With our first series of experiments, we succeeded to decompose and measure preserved functions and those affected by aging within complex search tasks. A very interesting and encouraging result was that hybrid search behavior was well-preserved in older observers. Besides some general slowing, older observers did not have problems searching for any of up to 64(!) items that they held in memory. This finding is relevant to advance neuropsychological understanding and assessment of age-related (and potentially other disease- related) changes in cognitive functioning. It suggests that the simplification of task structure and stimulus material used in most conventional tests may overestimate age-related deficits in more natural searches. Extended search tasks may therefore be a more appropriate “baseline” measure of cognitive abilities in healthy aging and could be particularly suited to differentiate between normal aging, subtle/early, and severe, clinically-relevant cognitive decline. Thus, in the future, the clinical relevance could now be tested by assessing individuals who report subjective memory decline and patients diagnosed with mild cognitive impairment, which is associated with memory problems and often proceeds to Alzheimer’s disease.
Another further prospect is to identify neural correlates of age differences in hybrid search by combining experimental tasks with EEG. Several EEG-compatible paradigms have already been developed in the course of the project. In younger adults, using these paradigms, we identified distinct event-related potentials (ERPs) in the EEG that mark the involvement of working memory and long-term memory processes involved in hybrid search. In the future, we will collect data of older sample groups and expect to find a stronger ERPs indicative of compensatory activity in high-performing older adults. This will contribute to the understanding of the neuro-cognitive mechanisms of cognitive reserve and it's relevance for important daily activities.

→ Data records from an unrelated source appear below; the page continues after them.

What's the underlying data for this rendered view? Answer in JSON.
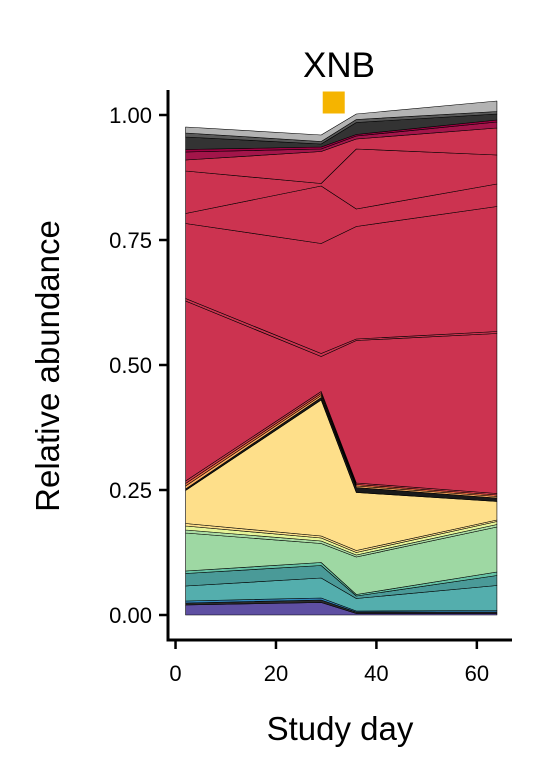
{
  "chart_data": {
    "type": "area",
    "title": "XNB",
    "xlabel": "Study day",
    "ylabel": "Relative abundance",
    "xlim": [
      -1.5,
      67
    ],
    "ylim": [
      -0.05,
      1.05
    ],
    "xticks": [
      0,
      20,
      40,
      60
    ],
    "xtick_labels": [
      "0",
      "20",
      "40",
      "60"
    ],
    "yticks": [
      0,
      0.25,
      0.5,
      0.75,
      1
    ],
    "ytick_labels": [
      "0.00",
      "0.25",
      "0.50",
      "0.75",
      "1.00"
    ],
    "legend": "none",
    "grid": false,
    "x": [
      2,
      29,
      36,
      64
    ],
    "series": [
      {
        "color": "#5e4fa2",
        "values": [
          0.02,
          0.025,
          0.003,
          0.003
        ]
      },
      {
        "color": "#2b2b2b",
        "values": [
          0.004,
          0.005,
          0.003,
          0.003
        ]
      },
      {
        "color": "#3288bd",
        "values": [
          0.004,
          0.004,
          0.002,
          0.003
        ]
      },
      {
        "color": "#54aead",
        "values": [
          0.03,
          0.04,
          0.025,
          0.05
        ]
      },
      {
        "color": "#4a9a98",
        "values": [
          0.025,
          0.025,
          0.005,
          0.02
        ]
      },
      {
        "color": "#66c2a5",
        "values": [
          0.005,
          0.006,
          0.003,
          0.007
        ]
      },
      {
        "color": "#9ed8a3",
        "values": [
          0.076,
          0.038,
          0.075,
          0.09
        ]
      },
      {
        "color": "#abdda4",
        "values": [
          0.006,
          0.005,
          0.004,
          0.005
        ]
      },
      {
        "color": "#e6f598",
        "values": [
          0.008,
          0.006,
          0.005,
          0.006
        ]
      },
      {
        "color": "#fee08b",
        "values": [
          0.005,
          0.004,
          0.004,
          0.003
        ]
      },
      {
        "color": "#fedf8a",
        "values": [
          0.066,
          0.272,
          0.116,
          0.037
        ]
      },
      {
        "color": "#1a1a1a",
        "values": [
          0.003,
          0.005,
          0.01,
          0.007
        ]
      },
      {
        "color": "#fdae61",
        "values": [
          0.006,
          0.004,
          0.003,
          0.003
        ]
      },
      {
        "color": "#f46d43",
        "values": [
          0.005,
          0.004,
          0.003,
          0.003
        ]
      },
      {
        "color": "#d53e4f",
        "values": [
          0.005,
          0.004,
          0.003,
          0.003
        ]
      },
      {
        "color": "#cc3350",
        "values": [
          0.36,
          0.07,
          0.285,
          0.32
        ]
      },
      {
        "color": "#cc3350",
        "values": [
          0.005,
          0.006,
          0.003,
          0.004
        ]
      },
      {
        "color": "#cc3350",
        "values": [
          0.15,
          0.22,
          0.225,
          0.25
        ]
      },
      {
        "color": "#cc3350",
        "values": [
          0.02,
          0.115,
          0.035,
          0.045
        ]
      },
      {
        "color": "#cc3350",
        "values": [
          0.085,
          0.005,
          0.12,
          0.058
        ]
      },
      {
        "color": "#cc3350",
        "values": [
          0.022,
          0.064,
          0.02,
          0.054
        ]
      },
      {
        "color": "#a3154a",
        "values": [
          0.016,
          0.005,
          0.006,
          0.012
        ]
      },
      {
        "color": "#9e0142",
        "values": [
          0.005,
          0.004,
          0.003,
          0.004
        ]
      },
      {
        "color": "#333333",
        "values": [
          0.025,
          0.006,
          0.024,
          0.012
        ]
      },
      {
        "color": "#595959",
        "values": [
          0.008,
          0.005,
          0.006,
          0.005
        ]
      },
      {
        "color": "#b3b3b3",
        "values": [
          0.012,
          0.013,
          0.011,
          0.021
        ]
      }
    ],
    "annotations": [
      {
        "type": "marker",
        "shape": "square",
        "color": "#f5b400",
        "x": 31.5,
        "y": 1.025
      }
    ]
  }
}
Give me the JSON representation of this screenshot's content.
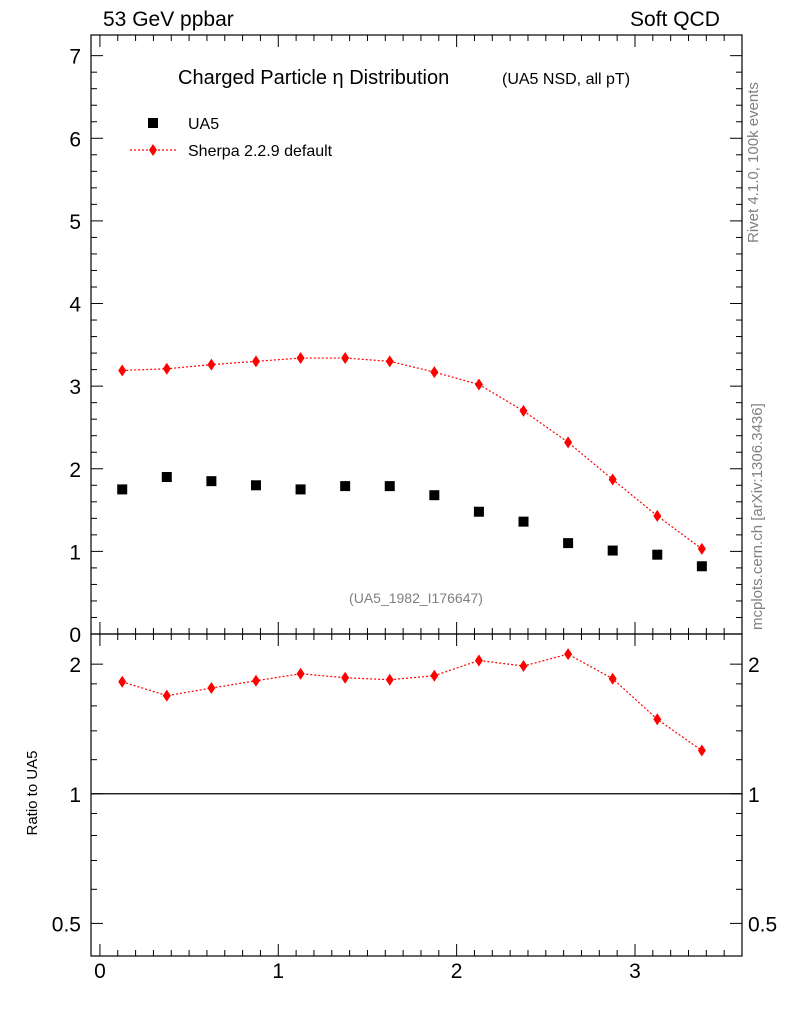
{
  "header": {
    "left": "53 GeV ppbar",
    "right": "Soft QCD"
  },
  "side_labels": {
    "rivet": "Rivet 4.1.0,  100k events",
    "mcplots": "mcplots.cern.ch [arXiv:1306.3436]"
  },
  "colors": {
    "data": "#000000",
    "mc": "#ff0000",
    "watermark": "#808080"
  },
  "chart_data": [
    {
      "type": "scatter",
      "title": "Charged Particle η Distribution",
      "subtitle": "(UA5 NSD, all pT)",
      "annotation": "(UA5_1982_I176647)",
      "xlabel": "",
      "ylabel": "",
      "xlim": [
        -0.05,
        3.6
      ],
      "ylim": [
        0,
        7.25
      ],
      "yticks": [
        0,
        1,
        2,
        3,
        4,
        5,
        6,
        7
      ],
      "legend_position": "top-left",
      "x": [
        0.125,
        0.375,
        0.625,
        0.875,
        1.125,
        1.375,
        1.625,
        1.875,
        2.125,
        2.375,
        2.625,
        2.875,
        3.125,
        3.375
      ],
      "series": [
        {
          "name": "UA5",
          "marker": "square",
          "values": [
            1.75,
            1.9,
            1.85,
            1.8,
            1.75,
            1.79,
            1.79,
            1.68,
            1.48,
            1.36,
            1.1,
            1.01,
            0.96,
            0.82
          ]
        },
        {
          "name": "Sherpa 2.2.9 default",
          "marker": "diamond",
          "line": "dotted",
          "values": [
            3.19,
            3.21,
            3.26,
            3.3,
            3.34,
            3.34,
            3.3,
            3.17,
            3.02,
            2.7,
            2.32,
            1.87,
            1.43,
            1.03
          ]
        }
      ]
    },
    {
      "type": "line",
      "title": "",
      "xlabel": "",
      "ylabel": "Ratio to UA5",
      "yscale": "log",
      "ylim": [
        0.42,
        2.35
      ],
      "yticks": [
        0.5,
        1,
        2
      ],
      "ytick_labels": [
        "0.5",
        "1",
        "2"
      ],
      "xlim": [
        -0.05,
        3.6
      ],
      "xticks": [
        0,
        1,
        2,
        3
      ],
      "xtick_labels": [
        "0",
        "1",
        "2",
        "3"
      ],
      "reference_line": 1,
      "x": [
        0.125,
        0.375,
        0.625,
        0.875,
        1.125,
        1.375,
        1.625,
        1.875,
        2.125,
        2.375,
        2.625,
        2.875,
        3.125,
        3.375
      ],
      "series": [
        {
          "name": "Sherpa 2.2.9 default / UA5",
          "marker": "diamond",
          "line": "dotted",
          "values": [
            1.82,
            1.69,
            1.76,
            1.83,
            1.9,
            1.86,
            1.84,
            1.88,
            2.04,
            1.98,
            2.11,
            1.85,
            1.49,
            1.26
          ]
        }
      ]
    }
  ]
}
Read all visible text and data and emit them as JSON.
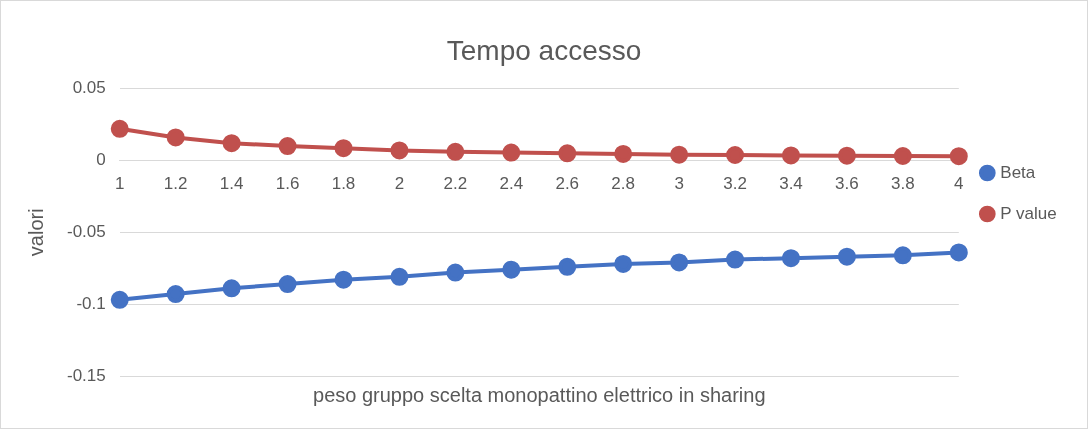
{
  "chart_data": {
    "type": "line",
    "title": "Tempo accesso",
    "xlabel": "peso gruppo scelta monopattino elettrico in sharing",
    "ylabel": "valori",
    "categories": [
      "1",
      "1.2",
      "1.4",
      "1.6",
      "1.8",
      "2",
      "2.2",
      "2.4",
      "2.6",
      "2.8",
      "3",
      "3.2",
      "3.4",
      "3.6",
      "3.8",
      "4"
    ],
    "series": [
      {
        "name": "Beta",
        "color": "#4472c4",
        "values": [
          -0.097,
          -0.093,
          -0.089,
          -0.086,
          -0.083,
          -0.081,
          -0.078,
          -0.076,
          -0.074,
          -0.072,
          -0.071,
          -0.069,
          -0.068,
          -0.067,
          -0.066,
          -0.064
        ]
      },
      {
        "name": "P value",
        "color": "#c0504d",
        "values": [
          0.022,
          0.016,
          0.012,
          0.01,
          0.0085,
          0.007,
          0.006,
          0.0055,
          0.005,
          0.0045,
          0.004,
          0.0038,
          0.0035,
          0.0033,
          0.0031,
          0.003
        ]
      }
    ],
    "ylim": [
      -0.15,
      0.05
    ],
    "yticks": [
      -0.15,
      -0.1,
      -0.05,
      0,
      0.05
    ],
    "grid": "y",
    "legend": "right",
    "marker": "circle",
    "line_style": "solid"
  }
}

Together, the projects results advance our understanding of cognitive health in older age and the development of better neuropsychological assessment tools to measure cognitive functions in the elderly. Understanding and measuring cognitive decline and preservation in older adults is relevant, as cognitive frailty in aging reduces older adults’ fitness for work and increases their need for care, thus is both a personal and socio-economic challenge of the aging EU society.